Friday, February 15, 2013

Language Arts - Narration Notes

Dear Charlotte Mason friend,
 I thought I might start a series of 'Language Arts'  posts.  It seems that the topic of narration comes around often.  Since it is so integral to a CM philosophy, we will start with a quick overview.  It is always a good reminder to hear the purpose behind the philosophy and check our method to see that it is matching up.  Here are some of my notes from a study group meeting a while back.  
Click on the 'narration' label to read an earlier post on this.

Grace for the day,
Kelli 
Our discussion centered around the understanding of narration as a tool for the student to grapple with the information and process it – One cannot tell what he doesn’t know.  Only of secondary benefit is teacher evaluation. We emphasized that narration is telling back in their own words and isn’t always a summary.

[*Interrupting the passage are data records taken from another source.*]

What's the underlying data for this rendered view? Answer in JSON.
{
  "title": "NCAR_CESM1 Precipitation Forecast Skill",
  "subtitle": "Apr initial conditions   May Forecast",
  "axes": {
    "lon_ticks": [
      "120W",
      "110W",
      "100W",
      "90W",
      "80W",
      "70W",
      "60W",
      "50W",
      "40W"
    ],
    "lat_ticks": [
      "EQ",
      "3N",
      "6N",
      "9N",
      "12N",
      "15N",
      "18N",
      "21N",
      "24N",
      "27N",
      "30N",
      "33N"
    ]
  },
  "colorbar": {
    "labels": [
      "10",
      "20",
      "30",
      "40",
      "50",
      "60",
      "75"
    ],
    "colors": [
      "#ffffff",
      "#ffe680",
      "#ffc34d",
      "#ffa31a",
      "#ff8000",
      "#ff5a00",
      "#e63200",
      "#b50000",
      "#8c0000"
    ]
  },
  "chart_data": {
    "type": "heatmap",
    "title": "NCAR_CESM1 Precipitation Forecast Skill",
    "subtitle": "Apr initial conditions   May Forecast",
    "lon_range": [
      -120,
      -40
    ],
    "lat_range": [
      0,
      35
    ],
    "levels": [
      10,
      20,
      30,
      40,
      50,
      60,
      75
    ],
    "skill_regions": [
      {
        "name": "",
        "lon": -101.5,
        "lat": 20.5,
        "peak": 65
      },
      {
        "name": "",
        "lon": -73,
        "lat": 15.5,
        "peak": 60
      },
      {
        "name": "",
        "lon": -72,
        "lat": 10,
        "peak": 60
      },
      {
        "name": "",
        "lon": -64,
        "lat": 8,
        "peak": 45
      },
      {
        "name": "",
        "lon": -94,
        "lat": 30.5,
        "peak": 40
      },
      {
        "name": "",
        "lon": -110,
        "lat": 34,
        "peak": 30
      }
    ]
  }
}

There are many ways to narrate.  Oral telling, written for older, illustration, dramatization - any way a student can retell.  We talked about the “Narration Jar” and “Narration Cube”.  We mentioned the idea from AmblesideOnline.org that helps with multiple children – use colored beads (different shaped if you want to be certain who will narrate at times :) - that would just be for the control freaks among us; I like to think of it as wise discretion).  Choose a different bead for each child and put it in your pocket to draw “at random” after a reading, then everyone is ready if they are the one who gets to narrate. 

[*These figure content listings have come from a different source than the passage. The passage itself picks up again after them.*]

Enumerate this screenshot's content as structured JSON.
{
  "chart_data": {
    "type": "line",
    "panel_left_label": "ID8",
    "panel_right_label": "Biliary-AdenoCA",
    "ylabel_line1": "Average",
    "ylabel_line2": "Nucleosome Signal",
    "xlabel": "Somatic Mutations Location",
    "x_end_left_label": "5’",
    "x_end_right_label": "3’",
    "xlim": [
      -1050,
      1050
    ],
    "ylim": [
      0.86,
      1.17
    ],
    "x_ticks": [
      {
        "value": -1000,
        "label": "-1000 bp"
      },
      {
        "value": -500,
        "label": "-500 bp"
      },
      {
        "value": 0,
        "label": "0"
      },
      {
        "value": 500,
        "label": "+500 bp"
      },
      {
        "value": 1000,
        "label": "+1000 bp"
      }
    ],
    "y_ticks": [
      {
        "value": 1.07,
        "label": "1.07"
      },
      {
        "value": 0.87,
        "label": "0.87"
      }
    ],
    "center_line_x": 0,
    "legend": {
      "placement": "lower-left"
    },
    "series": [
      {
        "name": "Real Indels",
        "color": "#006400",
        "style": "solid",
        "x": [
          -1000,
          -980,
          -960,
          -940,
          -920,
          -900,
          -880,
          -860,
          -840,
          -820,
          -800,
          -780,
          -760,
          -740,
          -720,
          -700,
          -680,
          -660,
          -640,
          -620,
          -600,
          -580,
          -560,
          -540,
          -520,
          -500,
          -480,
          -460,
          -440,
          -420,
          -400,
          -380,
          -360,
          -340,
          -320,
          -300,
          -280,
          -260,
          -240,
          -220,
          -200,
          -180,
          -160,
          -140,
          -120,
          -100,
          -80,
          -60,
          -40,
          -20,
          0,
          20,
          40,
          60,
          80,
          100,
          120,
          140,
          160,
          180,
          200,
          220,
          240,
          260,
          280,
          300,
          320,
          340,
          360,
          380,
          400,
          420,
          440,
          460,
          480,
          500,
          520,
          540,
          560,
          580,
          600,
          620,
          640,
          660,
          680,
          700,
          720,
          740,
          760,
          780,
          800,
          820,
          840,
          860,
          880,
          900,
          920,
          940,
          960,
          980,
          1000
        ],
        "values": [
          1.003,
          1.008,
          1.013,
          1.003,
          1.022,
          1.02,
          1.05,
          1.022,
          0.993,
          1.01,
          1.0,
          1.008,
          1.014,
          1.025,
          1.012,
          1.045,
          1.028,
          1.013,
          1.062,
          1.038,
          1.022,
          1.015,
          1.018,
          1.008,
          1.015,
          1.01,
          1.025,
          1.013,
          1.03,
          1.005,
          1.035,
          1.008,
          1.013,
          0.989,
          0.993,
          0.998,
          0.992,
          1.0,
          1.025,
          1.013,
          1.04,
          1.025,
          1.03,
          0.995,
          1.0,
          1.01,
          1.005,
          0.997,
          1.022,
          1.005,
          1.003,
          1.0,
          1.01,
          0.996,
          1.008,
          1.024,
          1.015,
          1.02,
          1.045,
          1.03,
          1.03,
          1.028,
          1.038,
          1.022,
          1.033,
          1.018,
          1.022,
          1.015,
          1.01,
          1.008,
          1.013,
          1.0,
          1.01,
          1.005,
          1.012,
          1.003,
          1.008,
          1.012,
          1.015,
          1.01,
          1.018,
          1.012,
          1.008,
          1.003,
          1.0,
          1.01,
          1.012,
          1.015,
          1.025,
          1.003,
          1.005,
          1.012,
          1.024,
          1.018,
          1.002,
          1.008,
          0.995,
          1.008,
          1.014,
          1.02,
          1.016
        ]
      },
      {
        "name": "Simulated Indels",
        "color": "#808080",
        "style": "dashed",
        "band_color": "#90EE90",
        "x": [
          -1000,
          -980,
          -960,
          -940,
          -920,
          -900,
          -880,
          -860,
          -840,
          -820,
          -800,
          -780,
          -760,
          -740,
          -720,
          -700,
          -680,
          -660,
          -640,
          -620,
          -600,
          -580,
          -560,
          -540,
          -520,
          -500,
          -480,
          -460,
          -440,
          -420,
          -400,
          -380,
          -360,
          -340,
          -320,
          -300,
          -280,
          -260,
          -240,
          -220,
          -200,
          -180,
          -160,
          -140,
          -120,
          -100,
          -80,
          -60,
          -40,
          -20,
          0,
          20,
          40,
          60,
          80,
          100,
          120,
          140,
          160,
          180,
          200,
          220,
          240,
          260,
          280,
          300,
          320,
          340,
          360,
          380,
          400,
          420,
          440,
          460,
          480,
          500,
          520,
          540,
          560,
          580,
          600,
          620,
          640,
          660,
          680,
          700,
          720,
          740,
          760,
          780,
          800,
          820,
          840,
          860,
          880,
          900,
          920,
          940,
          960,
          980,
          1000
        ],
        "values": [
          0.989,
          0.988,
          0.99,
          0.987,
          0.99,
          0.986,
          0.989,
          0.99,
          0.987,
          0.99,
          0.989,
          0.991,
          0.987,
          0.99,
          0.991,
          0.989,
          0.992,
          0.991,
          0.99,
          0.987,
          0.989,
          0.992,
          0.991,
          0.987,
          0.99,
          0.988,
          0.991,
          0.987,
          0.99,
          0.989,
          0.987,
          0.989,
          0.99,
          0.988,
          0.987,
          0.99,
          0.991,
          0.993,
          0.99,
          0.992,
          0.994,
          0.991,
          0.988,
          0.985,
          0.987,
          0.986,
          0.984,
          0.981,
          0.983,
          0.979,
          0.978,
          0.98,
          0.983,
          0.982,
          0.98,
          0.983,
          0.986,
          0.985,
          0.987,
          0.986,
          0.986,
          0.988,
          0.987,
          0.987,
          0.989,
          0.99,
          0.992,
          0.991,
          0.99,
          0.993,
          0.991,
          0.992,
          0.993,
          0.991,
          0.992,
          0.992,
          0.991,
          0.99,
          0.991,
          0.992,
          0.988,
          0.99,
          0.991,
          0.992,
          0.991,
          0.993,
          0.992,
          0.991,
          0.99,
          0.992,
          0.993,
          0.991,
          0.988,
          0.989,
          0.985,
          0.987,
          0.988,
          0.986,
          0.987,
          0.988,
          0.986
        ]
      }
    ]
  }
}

Also, I mentioned the way we try to get in narrations as the children have gotten older is through a specified time for “Day’s Work” on each child’s schedule at the end of the day.  Then, those who are reading more on their own will have a dedicated time with you for narrating all the readings of the day.    

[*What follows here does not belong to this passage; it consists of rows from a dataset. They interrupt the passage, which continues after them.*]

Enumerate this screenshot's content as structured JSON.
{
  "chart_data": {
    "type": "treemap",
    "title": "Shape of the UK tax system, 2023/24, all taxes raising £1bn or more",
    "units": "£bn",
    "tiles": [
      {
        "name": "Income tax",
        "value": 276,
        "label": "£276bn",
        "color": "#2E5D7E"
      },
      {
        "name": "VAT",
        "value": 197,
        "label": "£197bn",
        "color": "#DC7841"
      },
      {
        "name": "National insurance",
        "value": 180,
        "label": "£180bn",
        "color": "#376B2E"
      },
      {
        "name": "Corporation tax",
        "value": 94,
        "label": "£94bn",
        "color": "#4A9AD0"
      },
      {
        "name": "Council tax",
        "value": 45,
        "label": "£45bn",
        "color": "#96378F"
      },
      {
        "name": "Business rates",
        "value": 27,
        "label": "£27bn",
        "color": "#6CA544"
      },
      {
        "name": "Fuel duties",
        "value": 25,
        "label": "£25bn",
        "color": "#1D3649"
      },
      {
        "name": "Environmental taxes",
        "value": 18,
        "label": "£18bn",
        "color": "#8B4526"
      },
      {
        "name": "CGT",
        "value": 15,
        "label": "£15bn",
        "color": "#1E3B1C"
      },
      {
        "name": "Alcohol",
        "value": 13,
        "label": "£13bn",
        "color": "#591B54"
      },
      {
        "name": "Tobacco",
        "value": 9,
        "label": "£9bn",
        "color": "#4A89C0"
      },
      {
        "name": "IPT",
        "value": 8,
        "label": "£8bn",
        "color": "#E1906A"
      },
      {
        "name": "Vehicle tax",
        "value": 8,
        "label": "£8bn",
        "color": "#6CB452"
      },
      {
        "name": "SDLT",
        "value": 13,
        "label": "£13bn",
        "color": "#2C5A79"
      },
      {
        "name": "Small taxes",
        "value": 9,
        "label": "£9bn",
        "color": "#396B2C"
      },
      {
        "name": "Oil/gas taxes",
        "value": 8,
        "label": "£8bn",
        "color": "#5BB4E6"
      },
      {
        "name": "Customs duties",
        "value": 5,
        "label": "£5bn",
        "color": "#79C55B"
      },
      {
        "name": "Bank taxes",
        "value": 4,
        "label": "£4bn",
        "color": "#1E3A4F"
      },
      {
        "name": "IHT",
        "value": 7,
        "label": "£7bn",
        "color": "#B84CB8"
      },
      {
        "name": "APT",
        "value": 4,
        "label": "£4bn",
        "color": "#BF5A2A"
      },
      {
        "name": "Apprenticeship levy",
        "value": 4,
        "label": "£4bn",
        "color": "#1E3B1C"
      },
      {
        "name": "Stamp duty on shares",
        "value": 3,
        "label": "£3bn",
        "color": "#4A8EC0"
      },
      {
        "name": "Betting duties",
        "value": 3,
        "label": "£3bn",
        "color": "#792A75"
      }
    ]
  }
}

We discussed the process of narration and how it changes with maturity.  Narration IS composition.  Written narrations begin slowly and are not for grammar, handwriting, or spelling (that is copywork/dictation).  Written narrations may start when students are around 10 -12 yrs, but only after they have an established comfortable relationship with orally narrating.  That can take a couple of years when starting to incorporate it with older children!  We also talked about trying to get their buy in (for older students) by explaining that it is not your way of checking up on them,  but the necessary work for their mind to understand and retain knowledge (no studying or cramming for exams).  Written narration never completely replaces oral narration even in the high school years.
Our challenge was to make narration a consistent priority!